Anyway world, I've been thinking a lot lately about things I love, and things I loath. Here are my preliminary findings (I am a social scientist after all):
This is just a small sample of things I love. See? I love shoes. I am not a hippie.
I hate Daniel Alfredsson so much that I was angered at having to type his name and spelled it all wrong. Actually, that is a lie. I had already made the chart and finalized it and everything and I'm way too lazy to go back and fix the spelling.
Then there are things I love to loath or loath to love... like driving... or men.
I really love driving. And I do it a lot, so this is a good thing. However, I was driving home tonight and I decided I would be really nice and let this guy in a very sporty lowriding weird shaped car merge in front of me in a construction zone. Well, since everyone drives like idiots in the city, he didn't realize I was doing something nice and we ended up playing some sort of weird edging forward/sideways version of chicken. By the end of it he was waving a thanks to me as he pulled in front of me, just as I exploded into a series of expletives. I then felt guilty, but moments later when I beat his sports car out of an intersection after a red light (yes, I like to see if I can do these things) I realized that I have no sympathy for people who drive cars that they just don't know how to use. If I was driving that thing... man, I would DRIVE that thing. I drive Zoë like she looks like this:
Okay, so I chose the old model because in my head I'm also wearing a glorious red head scarf that goes flying off into the wind as I breeze on by... in reality, this is Zoë:
She's not fancy. She's not powerful. And if you're driving some souped up Mitsubishi and get beaten out by some chickadee in a Hyundai Accent, you have no right to be on my road. GET OFF!

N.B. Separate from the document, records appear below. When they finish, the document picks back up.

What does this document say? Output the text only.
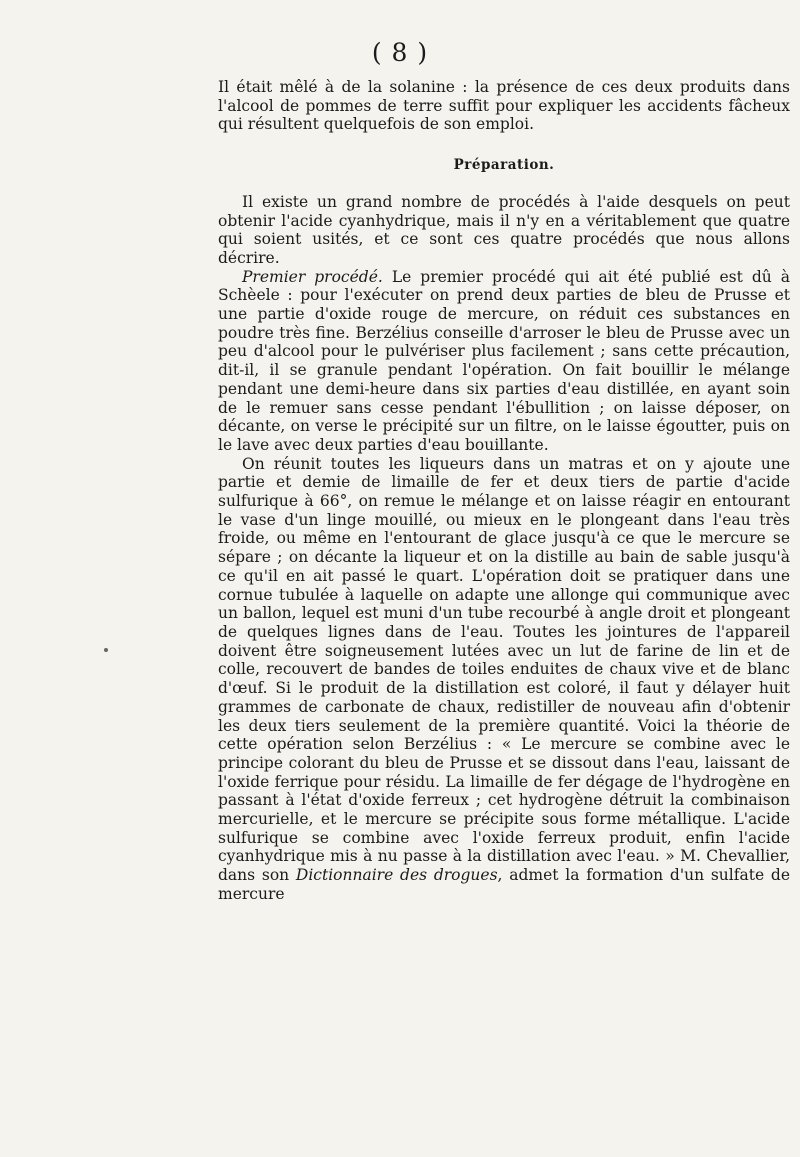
( 8 )

Il était mêlé à de la solanine : la présence de ces deux produits dans l'alcool de pommes de terre suffit pour expliquer les accidents fâcheux qui résultent quelquefois de son emploi.

Préparation.

Il existe un grand nombre de procédés à l'aide desquels on peut obtenir l'acide cyanhydrique, mais il n'y en a véritablement que quatre qui soient usités, et ce sont ces quatre procédés que nous allons décrire.

Premier procédé. Le premier procédé qui ait été publié est dû à Schèele : pour l'exécuter on prend deux parties de bleu de Prusse et une partie d'oxide rouge de mercure, on réduit ces substances en poudre très fine. Berzélius conseille d'arroser le bleu de Prusse avec un peu d'alcool pour le pulvériser plus facilement ; sans cette précaution, dit-il, il se granule pendant l'opération. On fait bouillir le mélange pendant une demi-heure dans six parties d'eau distillée, en ayant soin de le remuer sans cesse pendant l'ébullition ; on laisse déposer, on décante, on verse le précipité sur un filtre, on le laisse égoutter, puis on le lave avec deux parties d'eau bouillante.

On réunit toutes les liqueurs dans un matras et on y ajoute une partie et demie de limaille de fer et deux tiers de partie d'acide sulfurique à 66°, on remue le mélange et on laisse réagir en entourant le vase d'un linge mouillé, ou mieux en le plongeant dans l'eau très froide, ou même en l'entourant de glace jusqu'à ce que le mercure se sépare ; on décante la liqueur et on la distille au bain de sable jusqu'à ce qu'il en ait passé le quart. L'opération doit se pratiquer dans une cornue tubulée à laquelle on adapte une allonge qui communique avec un ballon, lequel est muni d'un tube recourbé à angle droit et plongeant de quelques lignes dans de l'eau. Toutes les jointures de l'appareil doivent être soigneusement lutées avec un lut de farine de lin et de colle, recouvert de bandes de toiles enduites de chaux vive et de blanc d'œuf. Si le produit de la distillation est coloré, il faut y délayer huit grammes de carbonate de chaux, redistiller de nouveau afin d'obtenir les deux tiers seulement de la première quantité. Voici la théorie de cette opération selon Berzélius : « Le mercure se combine avec le principe colorant du bleu de Prusse et se dissout dans l'eau, laissant de l'oxide ferrique pour résidu. La limaille de fer dégage de l'hydrogène en passant à l'état d'oxide ferreux ; cet hydrogène détruit la combinaison mercurielle, et le mercure se précipite sous forme métallique. L'acide sulfurique se combine avec l'oxide ferreux produit, enfin l'acide cyanhydrique mis à nu passe à la distillation avec l'eau. » M. Chevallier, dans son Dictionnaire des drogues, admet la formation d'un sulfate de mercure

To the men I love to loath/loath to love, you know who you are. It's just some sort of chemical reaction. My boyfriend made this photo art for me. I like to think it's a picture of me falling in love:
See, first I'm like, "You're pretty. I'm going to play my guitar for you and you will fall in love with me because I'm a siren."
Then I really start to fall hard, and my heart flies out of my chest so quickly that this causes the blood in its wake to vaporize (don't ask me why. I'm not that kind of scientist). In the mean time, I've started to bleed from my wrist and
my arm pit. But apparently I'm still really happy about it, and I have a magic ring.
This may be the worst thing I've ever written.